Scrub the shower doors, frames and surrounding areas thoroughly with detergent. Rinse and allow to dry. Speed up drying by using a hair dryer, especially in areas where water may settle, such as around the seals and in joints.
Use a razor blade or utility knife to remove any loose or lumpy caulking or sealant from around the edges of the frame.
Sand down any rough spots or nicks on the door frame, and remove sanding dust with a dry, lint-free rag.
Mask the entire area using blue painter's tape and masking paper or newspaper. The more precisely you mask around the frames and door components, the straighter your finished lines will be. Press the tape down firmly with your fingertips to prevent spray paint from bleeding under the edge.
Protect the shower stall and floor with old sheets or dust sheets. If you are spraying the inside of the door frame as well, tape lightweight plastic sheeting to the sides of the stall to prevent them from being hit with paint over-spray.
Spray a coat of metal primer on the door frame. Apply one or two thin, even coats until the whole frame is primed.
Apply several coats of spray paint. Most spray paint dries very quickly, and you'll get a better job, without drips or runs, by applying several light coats of paint instead of one or two thick coats. Let it dry for the recommended time on the can--typically an hour or less--before removing the masking tape and paper.
Re-caulk any areas from which you removed caulking using clear silicone caulking or shower door and tub sealant.
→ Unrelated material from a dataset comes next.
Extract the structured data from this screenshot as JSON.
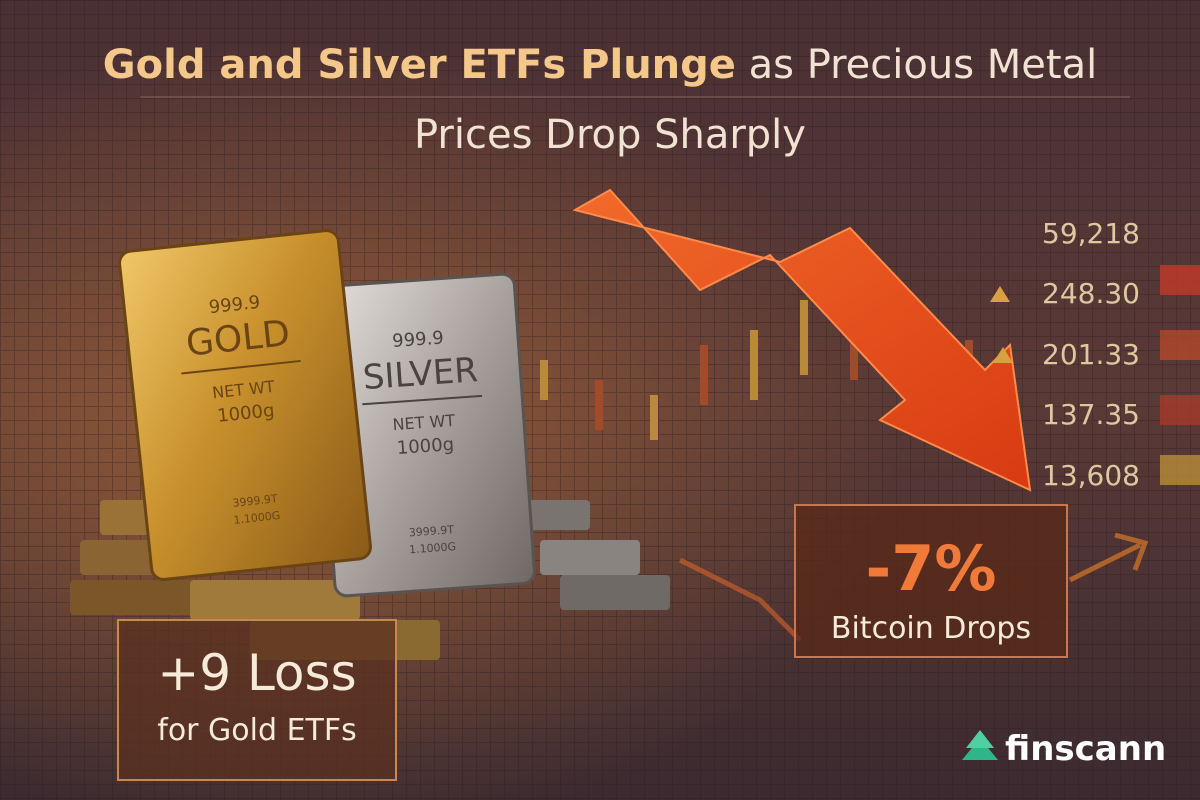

If you need to clean a little over-spray from a smooth surface, such as the shower stall or tile, use acetone. If you don't have acetone handy, use nail polish remover--the active ingredient is acetone and it will clean up most types of paint. Read and follow the spray-paint label directions carefully. There are many different formulas, each with different drying times. While most dry and can be recoated quickly within a very short time, some must be either recoated within one hour, or after 24 hours, otherwise they will wrinkle and bubble. Most spray paints you will find at paint and hardware stores don't require a primer, but some automotive spray paints do. Read the label before you leave the store to see if the paint you're buying requires primer for unpainted metal.
Open windows or at least use a fan for ventilation. Spray paints can have very strong fumes.